Casa Branca avalia ajuda à Colômbia
Preocupação nos altos escalões do governo dos EUA é a delimitação entre a luta contra as drogas e a luta contra as guerrilhas
Ary Moleon
De Washington
O presidente dos Estados Unidos, Bill Clinton, autorizou o desenvolvimento de um plano para a Colômbia aparentemente destinado a deixar insatisfeitos seus críticos conservadores no Congresso e já desatou o antagonismo dos setores liberais nos quais baseia sua ação.
O porta-voz da Casa Branca, Joseph Lockhart, confirmou a ação, explicando que ainda não se adotou nenhuma decisão sobre o aumento da assistência militar. Lockhart disse que Clinton e seus assessores consideram que a Colômbia encara um verdadeiro desafio em sua economia assim como sua luta contra as drogas e as guerrilhas, que são difíceis de separar.
Mesmo assim, acrescentou, como temos dito publicamente, consideramos boa a gestão do presidente Andrés Pastana e estamos analisando o aumento da assistência, mas até o momento nenhuma decisão foi tomada.
A questão é se atuaremos a tempo de evitar um desastre ainda maior, disse o congressista republicano John L. Mica. Os Estados Unidos estão embarcando na pior de todas as opções, disse Winefred Tated, da fundação liberal WOLA. Não alcançarão os objetivos traçados.

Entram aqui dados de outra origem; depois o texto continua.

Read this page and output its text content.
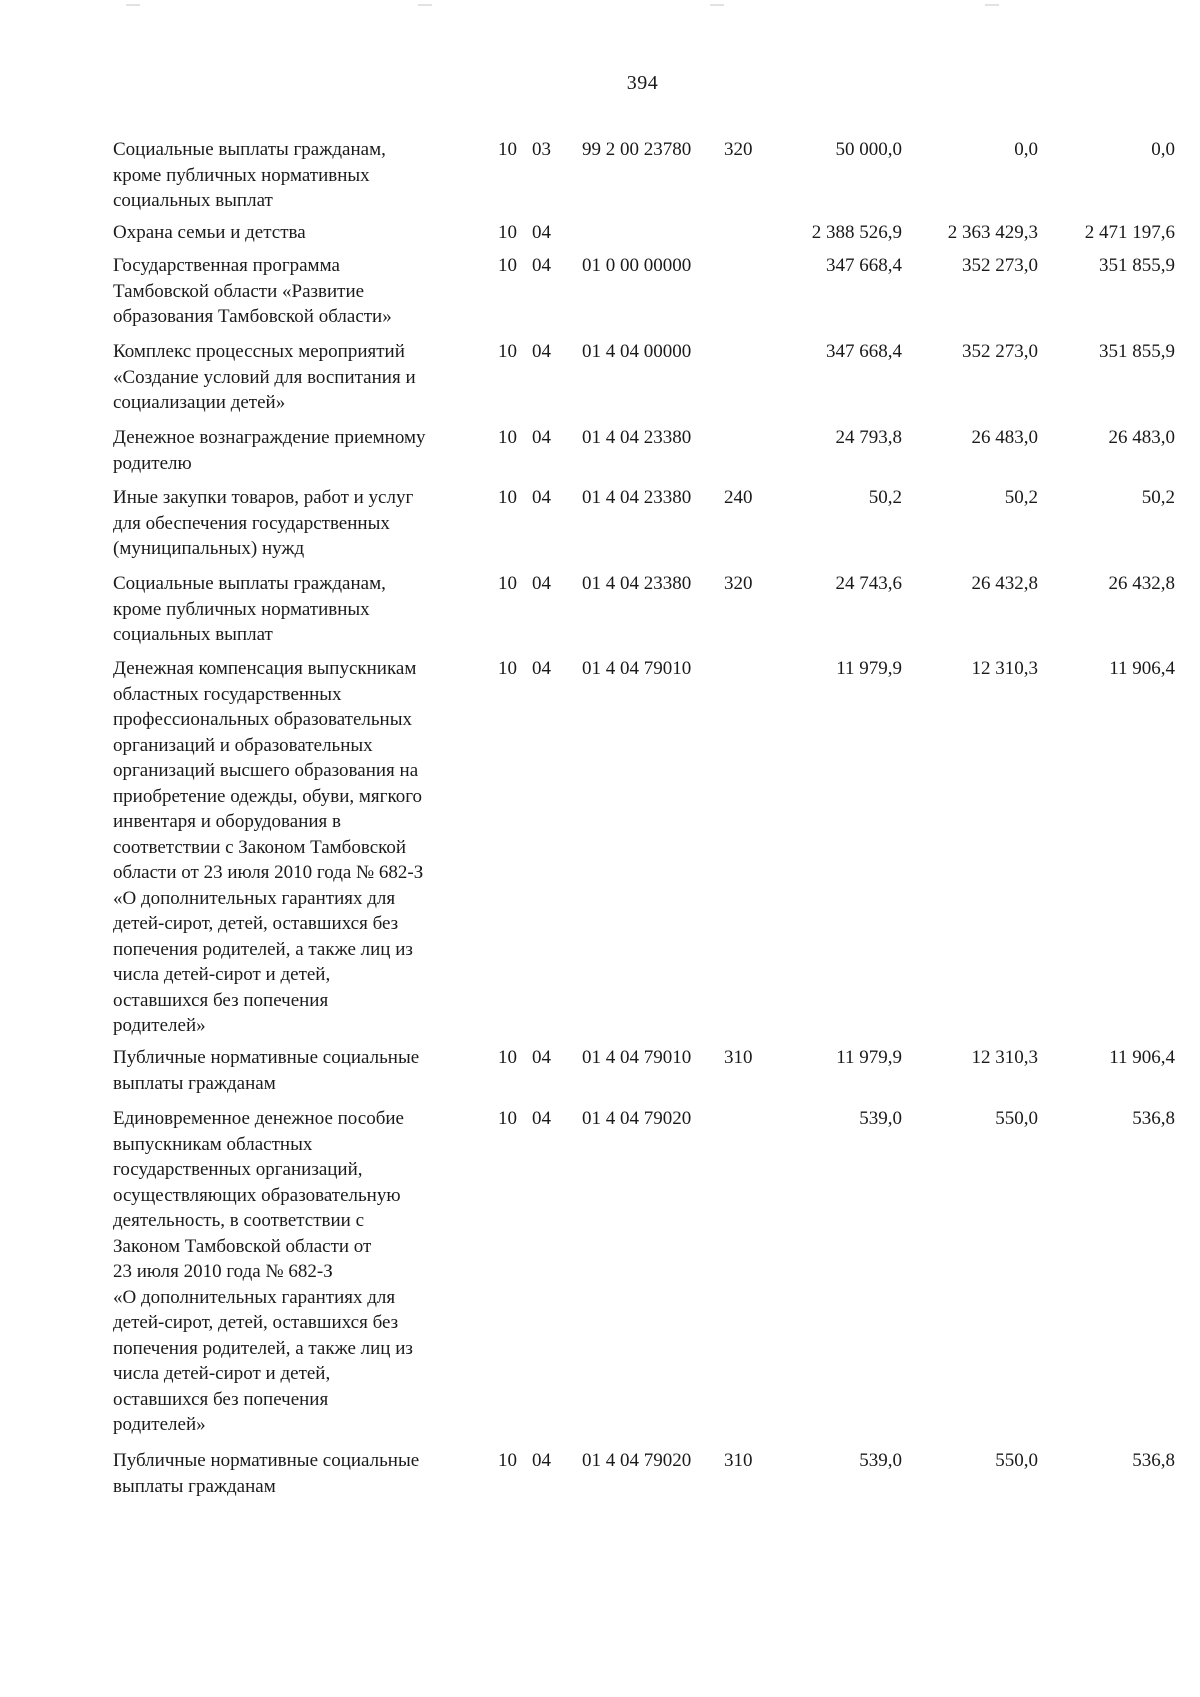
394
Социальные выплаты гражданам,
кроме публичных нормативных
социальных выплат
10 03	99 2 00 23780	320	50 000,0	0,0	0,0
Охрана семьи и детства	10 04	2 388 526,9	2 363 429,3	2 471 197,6
Государственная программа
Тамбовской области «Развитие
образования Тамбовской области»
10 04	01 0 00 00000	347 668,4	352 273,0	351 855,9
Комплекс процессных мероприятий
«Создание условий для воспитания и
социализации детей»
10 04	01 4 04 00000	347 668,4	352 273,0	351 855,9
Денежное вознаграждение приемному
родителю
10 04	01 4 04 23380	24 793,8	26 483,0	26 483,0
Иные закупки товаров, работ и услуг
для обеспечения государственных
(муниципальных) нужд
10 04	01 4 04 23380	240	50,2	50,2	50,2
Социальные выплаты гражданам,
кроме публичных нормативных
социальных выплат
10 04	01 4 04 23380	320	24 743,6	26 432,8	26 432,8
Денежная компенсация выпускникам
областных государственных
профессиональных образовательных
организаций и образовательных
организаций высшего образования на
приобретение одежды, обуви, мягкого
инвентаря и оборудования в
соответствии с Законом Тамбовской
области от 23 июля 2010 года № 682-З
«О дополнительных гарантиях для
детей-сирот, детей, оставшихся без
попечения родителей, а также лиц из
числа детей-сирот и детей,
оставшихся без попечения
родителей»
10 04	01 4 04 79010	11 979,9	12 310,3	11 906,4
Публичные нормативные социальные
выплаты гражданам
10 04	01 4 04 79010	310	11 979,9	12 310,3	11 906,4
Единовременное денежное пособие
выпускникам областных
государственных организаций,
осуществляющих образовательную
деятельность, в соответствии с
Законом Тамбовской области от
23 июля 2010 года № 682-З
«О дополнительных гарантиях для
детей-сирот, детей, оставшихся без
попечения родителей, а также лиц из
числа детей-сирот и детей,
оставшихся без попечения
родителей»
10 04	01 4 04 79020	539,0	550,0	536,8
Публичные нормативные социальные
выплаты гражданам
10 04	01 4 04 79020	310	539,0	550,0	536,8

O jornal The Washington Post informou ontem sobre um suposto complô abortado contra o presidente colombiano Andrés Pastrana em maio passado. O diário não informa quem idealizou a operação, da qual não havia informações anteriores. Um trecho sobre a situação colombiana diz: As concessões aos rebeldes, inclusive a ocupação de uma zona desmilitarizada, produziram tamanho mal-estar no exército que em maio passado o ministro de Defesa Rodrigo Lloreda renunciou a seu cargo em protesto, mencionando um complô fracassado por parte de altos oficiais militares.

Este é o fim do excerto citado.